In questo e in altri suoi libri emerge il rapporto con il padre, una persona centrale per la sua storia interiore: ne parla con empatia, raccontando delle sue sofferenze, della presenza di un genitore ingombrante ma che ha avuto perdite dolorose e anche gravi problemi di salute. “Nel libro c’è tutto l’amore per mio padre: mi sono resa conto della sofferenza provata quando era bambino e suo padre fu epurato. Lui aveva 8 anni e non ricorda nulla. Quando mio nonno ebbe un ictus e rimase tetraplegico, mio padre avevamo meno di 20 anni. È una sofferenza che non ha mai voluto mettere in parole e ha a che fare con la rimozione della storia familiare. Serve guardare in faccia il problema. Ma nella storia del nostro Paese non è mai stato fatto”.

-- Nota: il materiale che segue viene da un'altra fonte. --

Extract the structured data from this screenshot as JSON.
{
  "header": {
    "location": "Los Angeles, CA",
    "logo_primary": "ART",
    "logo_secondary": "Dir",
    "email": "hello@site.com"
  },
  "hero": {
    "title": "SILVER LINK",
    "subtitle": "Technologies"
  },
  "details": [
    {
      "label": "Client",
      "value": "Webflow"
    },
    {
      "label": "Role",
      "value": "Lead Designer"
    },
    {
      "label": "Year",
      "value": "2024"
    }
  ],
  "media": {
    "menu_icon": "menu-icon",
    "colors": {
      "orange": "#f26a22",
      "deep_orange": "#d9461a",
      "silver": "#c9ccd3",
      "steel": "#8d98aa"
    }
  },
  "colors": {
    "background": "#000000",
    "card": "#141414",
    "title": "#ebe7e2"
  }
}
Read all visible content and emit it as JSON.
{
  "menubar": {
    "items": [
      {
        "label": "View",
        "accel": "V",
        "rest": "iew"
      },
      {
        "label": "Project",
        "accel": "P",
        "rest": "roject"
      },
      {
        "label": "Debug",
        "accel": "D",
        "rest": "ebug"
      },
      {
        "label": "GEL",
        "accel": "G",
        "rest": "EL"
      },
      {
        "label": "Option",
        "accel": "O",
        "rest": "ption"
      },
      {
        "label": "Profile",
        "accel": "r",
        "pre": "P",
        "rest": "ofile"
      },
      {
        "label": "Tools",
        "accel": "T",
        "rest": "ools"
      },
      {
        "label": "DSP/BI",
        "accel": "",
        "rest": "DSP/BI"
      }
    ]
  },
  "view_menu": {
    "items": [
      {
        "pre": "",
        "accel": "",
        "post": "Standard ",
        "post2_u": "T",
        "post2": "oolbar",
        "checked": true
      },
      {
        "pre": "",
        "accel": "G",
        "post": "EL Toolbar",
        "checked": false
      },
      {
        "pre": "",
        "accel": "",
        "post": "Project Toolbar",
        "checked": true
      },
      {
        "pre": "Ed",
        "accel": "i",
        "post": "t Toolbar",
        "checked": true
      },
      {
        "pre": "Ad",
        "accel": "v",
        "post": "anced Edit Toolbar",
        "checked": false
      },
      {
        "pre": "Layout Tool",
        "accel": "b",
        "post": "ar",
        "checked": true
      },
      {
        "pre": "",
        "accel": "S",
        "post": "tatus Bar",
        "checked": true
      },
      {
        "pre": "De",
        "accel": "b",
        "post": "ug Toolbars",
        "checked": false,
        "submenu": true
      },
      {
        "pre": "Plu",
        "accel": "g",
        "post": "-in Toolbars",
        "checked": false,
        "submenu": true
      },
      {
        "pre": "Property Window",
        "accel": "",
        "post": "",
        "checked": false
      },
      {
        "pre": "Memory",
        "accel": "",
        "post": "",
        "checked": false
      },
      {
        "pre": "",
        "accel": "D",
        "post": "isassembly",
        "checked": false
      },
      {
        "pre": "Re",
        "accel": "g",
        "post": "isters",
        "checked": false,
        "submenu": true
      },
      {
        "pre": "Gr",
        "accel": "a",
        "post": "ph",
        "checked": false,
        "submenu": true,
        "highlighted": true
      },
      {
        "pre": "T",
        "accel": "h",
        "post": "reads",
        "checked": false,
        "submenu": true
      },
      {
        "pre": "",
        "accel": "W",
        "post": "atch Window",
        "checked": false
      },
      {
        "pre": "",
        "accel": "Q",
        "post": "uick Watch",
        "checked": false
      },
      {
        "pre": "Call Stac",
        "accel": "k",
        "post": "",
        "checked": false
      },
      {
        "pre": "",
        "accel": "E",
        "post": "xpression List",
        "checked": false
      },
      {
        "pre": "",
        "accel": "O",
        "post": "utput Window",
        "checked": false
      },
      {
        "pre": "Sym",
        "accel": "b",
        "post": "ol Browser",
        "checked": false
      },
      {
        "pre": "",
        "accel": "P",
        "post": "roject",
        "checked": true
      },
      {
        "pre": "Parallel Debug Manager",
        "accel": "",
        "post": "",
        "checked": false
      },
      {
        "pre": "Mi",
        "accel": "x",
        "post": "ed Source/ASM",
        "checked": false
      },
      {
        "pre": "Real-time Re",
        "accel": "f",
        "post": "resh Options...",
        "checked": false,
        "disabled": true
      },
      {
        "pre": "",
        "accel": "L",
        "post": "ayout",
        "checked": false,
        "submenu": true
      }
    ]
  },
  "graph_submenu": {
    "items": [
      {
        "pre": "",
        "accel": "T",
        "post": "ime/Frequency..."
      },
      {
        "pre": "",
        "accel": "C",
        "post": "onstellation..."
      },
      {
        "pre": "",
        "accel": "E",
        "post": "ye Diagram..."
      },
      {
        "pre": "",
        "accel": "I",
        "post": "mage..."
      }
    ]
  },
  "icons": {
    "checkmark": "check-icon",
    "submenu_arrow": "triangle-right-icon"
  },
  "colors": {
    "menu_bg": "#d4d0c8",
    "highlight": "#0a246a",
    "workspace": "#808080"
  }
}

Dopo il processo contro Adolf Eichmann a Gerusalemme nel 1971, in Germania i sopravvissuti testimoniarono ciò che avevano provato e si riaprì il capitolo del nazismo. In Italia questo non avvenne per il mito degli “italiani brava gente”: si pensava che fosse colpa dai nazisti ma non dei fascisti. Solo Sergio Mattarella ha parlato del legame tra fascismo e nazismo nel 2018 per il Giorno della Memoria. “Il sentimento di vergogna è molto diffuso nella mia e nella precedente generazione. Il passato non rielaborato ci agisce. Tutti noi dovremmo fare i conti con la nostra storia: io che sono di sinistra i fascisti li ho avuti in casa. Mio nonno forse avrebbe mandato al confino mio fratello in quanto omosessuale. Ora so che posso reggere il peso di dire che io sono antifascista e considero il fascismo il male assoluto. Non dobbiamo accusare le persone ma avere la consapevolezza di ciò che è avvenuto. Non si nasce antifascisti ma lo si diventa quando si ripercorre il passato della propria famiglia” ha concluso la professoressa Marzano.